In Taking Offense v. State of California, the Supreme Court today rejects a First Amendment constitutional challenge to a part of 2017 legislation that prohibits staff at a long-term care facility from “[w]illfully and repeatedly fail[ing] to use a resident’s preferred name or pronouns after being clearly informed of the preferred name or pronouns.” The provision — Health and Safety Code section 1439.51(a)(5) — is one piece of the Lesbian, Gay, Bisexual, and Transgender Long-Term Care Facility Residents’ Bill of Rights enacted in Senate Bill 219. The court so ruled even though it found that the plaintiff lacks statutory taxpayer standing to sue and it didn’t decide whether there was standing on any other basis.
There are three opinions, covering over 100 pages. All seven justices agree that the plaintiff doesn’t have statutory taxpayer standing and none of the justices express agreement with the challenge, but two of them want to postpone deciding the constitutional issue until a case is brought by someone with standing. The 68-page majority opinion is by Chief Justice Patricia Guerrero, who also issues a 36-page concurrence.
The court (the Chief Justice and Justices Carol Corrigan, Joshua Groban, Kelli Evans, and pro tem, recently retired Justice Martin Jenkins) holds “the present version of [Code of Civil Procedure] section 526a, as amended in 2018, does not allow [taxpayer] standing to sue wholly state officers or entities.” (Link added.) In a mea culpa, it also finds to be “well taken” criticism of its previous “interpretation” of the pre-2018 section 526a as supporting taxpayer suits against the state. Nonetheless, it continues, “under the unusual circumstances of this case, and as we have done in analogous settings in the past,” the absence of standing “does not impair our jurisdiction to rule on the merits of the claim.” Not so ruling, the court says, would maintain “a cloud over the constitutionality of the statute” and “would impair the administration of justice, leaving the State uncertain whether it is free to enforce the statute, and those who view the statute as unconstitutional but wish to engage in conduct that violates it would be uncertain whether they are free to do so.”
The standing holding is limited to finding no statutory taxpayer standing to sue the state. The majority doesn’t decide “whether the doctrine of common law taxpayer standing continues to exist” or “whether plaintiff has standing pursuant to the common law public interest doctrine.”
On the merits, emphasizing “the narrow context in which the challenged statute operates” (that is, “long-term care residents’ right to be free from discrimination in a setting in which they constitute a ‘captive audience’ in what has become, in effect, each resident’s home”), the court concludes the legislation is “a regulation of discriminatory conduct that incidentally affects speech,” which thus is “not subject to First Amendment scrutiny,” but would satisfy an “intermediate scrutiny” review in any event. The prohibition “is carefully calibrated,” the court reasons, “and does not restrict long-term care facilities’ staff from expressing their views about gender to anyone (including a resident) in any otherwise lawful manner other than by misgendering a resident — and even then, the prohibition is limited to willful, repeated, knowing acts done because of a legally protected characteristic.”

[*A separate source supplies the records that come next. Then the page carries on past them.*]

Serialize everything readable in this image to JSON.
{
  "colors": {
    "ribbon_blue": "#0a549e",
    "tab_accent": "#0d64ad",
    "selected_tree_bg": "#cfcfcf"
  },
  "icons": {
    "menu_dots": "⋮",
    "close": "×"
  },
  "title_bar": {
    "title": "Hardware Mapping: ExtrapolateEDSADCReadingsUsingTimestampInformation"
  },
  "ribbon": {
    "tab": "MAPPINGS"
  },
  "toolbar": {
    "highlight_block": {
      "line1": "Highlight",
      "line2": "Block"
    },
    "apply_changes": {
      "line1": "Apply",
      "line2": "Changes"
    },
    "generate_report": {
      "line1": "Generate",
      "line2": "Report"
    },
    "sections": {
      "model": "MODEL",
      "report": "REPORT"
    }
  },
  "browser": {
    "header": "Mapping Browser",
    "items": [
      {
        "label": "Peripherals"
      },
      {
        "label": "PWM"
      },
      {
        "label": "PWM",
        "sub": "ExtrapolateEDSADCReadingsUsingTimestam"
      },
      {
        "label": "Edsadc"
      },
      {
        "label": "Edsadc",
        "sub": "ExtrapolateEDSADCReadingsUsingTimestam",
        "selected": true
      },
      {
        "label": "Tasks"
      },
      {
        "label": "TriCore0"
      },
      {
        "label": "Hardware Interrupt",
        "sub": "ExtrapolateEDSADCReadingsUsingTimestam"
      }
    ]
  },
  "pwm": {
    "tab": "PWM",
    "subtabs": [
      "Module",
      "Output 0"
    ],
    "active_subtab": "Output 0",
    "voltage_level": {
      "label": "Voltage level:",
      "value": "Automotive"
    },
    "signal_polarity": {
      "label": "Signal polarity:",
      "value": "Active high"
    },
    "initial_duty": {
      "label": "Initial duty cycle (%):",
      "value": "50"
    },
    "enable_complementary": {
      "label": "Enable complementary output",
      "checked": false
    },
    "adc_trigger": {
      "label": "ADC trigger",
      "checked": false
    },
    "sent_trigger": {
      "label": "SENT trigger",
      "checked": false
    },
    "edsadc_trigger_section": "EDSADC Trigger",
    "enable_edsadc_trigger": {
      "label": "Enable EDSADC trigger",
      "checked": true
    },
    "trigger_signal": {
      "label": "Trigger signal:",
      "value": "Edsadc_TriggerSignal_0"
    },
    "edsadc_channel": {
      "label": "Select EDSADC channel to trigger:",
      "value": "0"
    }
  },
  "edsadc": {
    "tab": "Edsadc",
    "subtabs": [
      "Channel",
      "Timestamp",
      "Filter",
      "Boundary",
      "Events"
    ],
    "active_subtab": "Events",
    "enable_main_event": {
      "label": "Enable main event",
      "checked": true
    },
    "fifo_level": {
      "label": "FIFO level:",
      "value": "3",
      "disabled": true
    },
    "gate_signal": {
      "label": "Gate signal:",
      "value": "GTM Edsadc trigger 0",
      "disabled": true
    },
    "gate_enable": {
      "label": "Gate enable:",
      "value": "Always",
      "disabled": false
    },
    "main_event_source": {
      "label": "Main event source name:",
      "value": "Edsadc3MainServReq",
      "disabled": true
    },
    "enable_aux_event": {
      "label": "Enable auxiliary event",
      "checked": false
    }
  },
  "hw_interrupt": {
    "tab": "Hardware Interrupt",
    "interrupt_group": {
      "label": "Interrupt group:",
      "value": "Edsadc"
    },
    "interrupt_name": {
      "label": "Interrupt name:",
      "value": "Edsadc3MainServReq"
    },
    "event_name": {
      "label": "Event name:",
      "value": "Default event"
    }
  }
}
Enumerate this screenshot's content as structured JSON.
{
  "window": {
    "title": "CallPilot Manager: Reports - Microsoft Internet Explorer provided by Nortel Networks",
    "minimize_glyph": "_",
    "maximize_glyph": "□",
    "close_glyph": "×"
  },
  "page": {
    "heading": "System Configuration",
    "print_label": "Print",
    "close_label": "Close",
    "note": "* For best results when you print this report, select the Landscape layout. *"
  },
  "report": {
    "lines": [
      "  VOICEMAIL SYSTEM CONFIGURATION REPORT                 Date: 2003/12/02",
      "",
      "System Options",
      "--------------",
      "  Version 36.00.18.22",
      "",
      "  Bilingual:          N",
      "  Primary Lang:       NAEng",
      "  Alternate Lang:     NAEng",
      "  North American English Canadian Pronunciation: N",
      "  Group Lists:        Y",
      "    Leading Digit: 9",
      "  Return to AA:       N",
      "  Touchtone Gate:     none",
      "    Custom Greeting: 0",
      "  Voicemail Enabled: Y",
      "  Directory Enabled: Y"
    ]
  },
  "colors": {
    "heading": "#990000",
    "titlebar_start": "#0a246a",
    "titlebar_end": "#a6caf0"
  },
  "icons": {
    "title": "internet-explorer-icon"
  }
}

The Chief Justice’s concurring opinion asserts in detail that the anti-misgendering provision not only isn’t subject to First Amendment scrutiny and would pass intermediate scrutiny, but also would survive a strict scrutiny review. Justices Corrigan and Groban sign on. But Justices Evans and Jenkins do not. Nor do Justices Goodwin Liu and Leondra Kruger.
In their separate concurrence, authored by Justice Kruger, Justices Kruger and Liu say the Court of Appeal decision striking down the anti-misgendering statute should be reversed solely because it “was based on a mistaken interpretation of [the statute].” Instead, they would “leav[e] any further consideration of constitutional questions until a litigant has established its standing to sue.” The limited reversal, they argue, “would suffice to lift the cloud cast by the appellate court’s decision.”
The court reverses a published opinion (with two separate concurrences) of the Third District Court of Appeal.